Встречались мы довольно часто и почти всегда в компании писателей. Среди них я особенно запомнил поэта Леонида Ивановича Андрусона. Это был очень кроткий, хромой, разбитый параличом человек, с младенческими голубыми глазами. Грин шутя говорил об Андрусоне, что он беден, как церковная крыса. Мне не раз доводилось у него ночевать: он жил на Невском, где-то в чердачном помещении, в крохотной полутемной комнатке. В этой же компании был поэт Яков Гордин, появлялся иногда Аполлон Коринфский – рыжеволосый, косматый человек, с рыжей, как апельсин, бородою.

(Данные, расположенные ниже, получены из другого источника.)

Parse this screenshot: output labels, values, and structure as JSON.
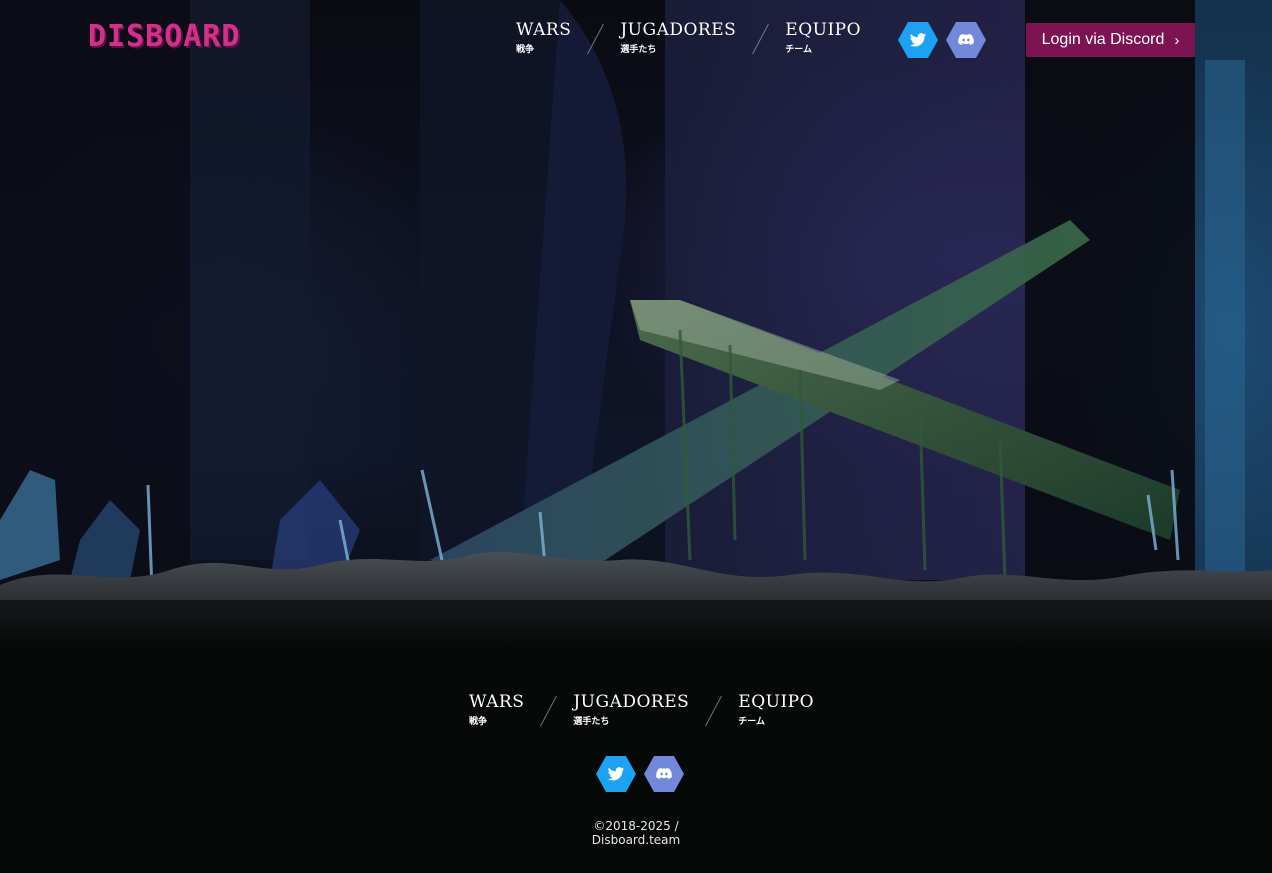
{
  "header": {
    "logo_text": "DISBOARD",
    "login_label": "Login via Discord",
    "login_chevron": "›"
  },
  "nav": [
    {
      "label": "WARS",
      "sub": "戦争"
    },
    {
      "label": "JUGADORES",
      "sub": "選手たち"
    },
    {
      "label": "EQUIPO",
      "sub": "チーム"
    }
  ],
  "social": {
    "twitter_icon": "twitter-icon",
    "discord_icon": "discord-icon",
    "twitter_color": "#1da1f2",
    "discord_color": "#7289da"
  },
  "footer": {
    "copyright_line1": "©2018-2025 /",
    "copyright_line2": "Disboard.team"
  },
  "colors": {
    "brand": "#d2308a",
    "login_bg": "#7b1451",
    "page_bg": "#070909"
  }
}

Случалось, из гатчинского уединения приезжал Куприн, вносивший оживление».[116]

Самые известные из тех, с кем он в ту пору водил дружбу помимо Куприна, были два Михаила – Кузмин и Арцыбашев, но отношения между ними и Грином были не творческими, как между Блоком и Белым, Розановым и Ремизовым, Горьким и Леонидом Андреевым, но чисто приятельскими – питейными, застольными, бильярдными.

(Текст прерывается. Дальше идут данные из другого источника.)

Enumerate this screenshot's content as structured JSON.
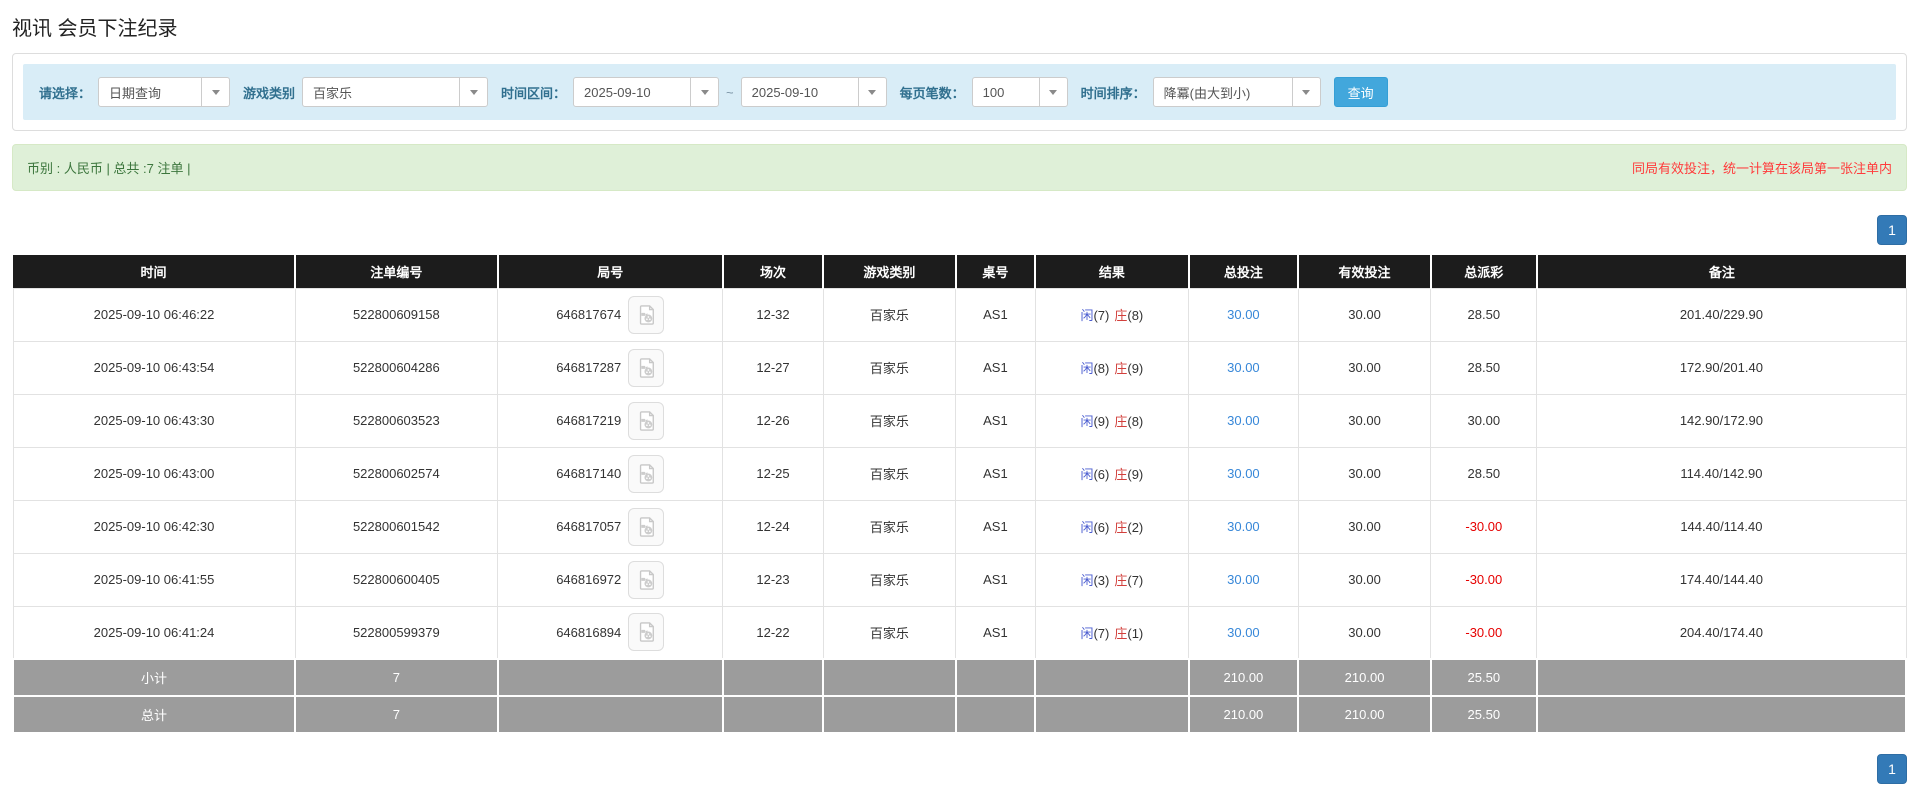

В литературе Грин оставался одинок, и писательская судьба его складывалась не слишком успешно. В 1913–1914 годах в издательстве «Прометей» вышел трехтомник произведений Грина, но рецензии были скорее неодобрительными. Грина стали все чаще сравнивать с иностранными писателями, обвиняя в эпигонстве, говорить об упадке его таланта. «Дикая и величественная прелесть его первых героев утратила свою тоскующую загадочность… весь его талант ушел в эту игру на эффектах дурного вкуса»,[117] – писал критик «Киевской мысли» Л. Войтоловский, который за несколько лет до этого приветствовал Грина: «Вот писатель, о котором молчат, но о котором следует, по-моему, говорить с большой похвалой… Он весь создание нашей жизни, и, быть может, он один из наиболее чутких ее поэтов».[118]

В газете «Утро России» «сурово-экзотическая» фантастика Грина характеризовалась как «не представляющая собой глубокого, серьезного литературного явления» и несколько громоздко сравнивалась со «стаканом, крепкого вина после длинной и пыльной дороги», а также со «строгой и свежей струей воздуха отдаленных горных высот, проникающей в затхлый, застоявшийся воздух торопливо однообразной тягучести города».[119]

О равнодушии критики к Грину писал позднее поэт Вс. Рождественский: «Удивительным было то, что А. С. Грин, писатель такой тонкой духовной организации и творческого своеобразия, и в начале литературной деятельности, и в период зрелости таланта не принимался всерьез дореволюционной литературной средой. В основном его считали представителем облегченно-занимательного жанра и как автору отводили ему место на страницах малопочтенных еженедельников, не предлагая сотрудничества в тогдашних „толсто-идейных“ (насмешливое определение самого Грина) журналах… Несмотря на то, что частное издательство „Прометей“ Михайлова уже начало незадолго до революции выпускать Собрание его сочинений, отношение критики к этому своеобразному писателю оставалось высокомерным и даже несколько пренебрежительным».[120]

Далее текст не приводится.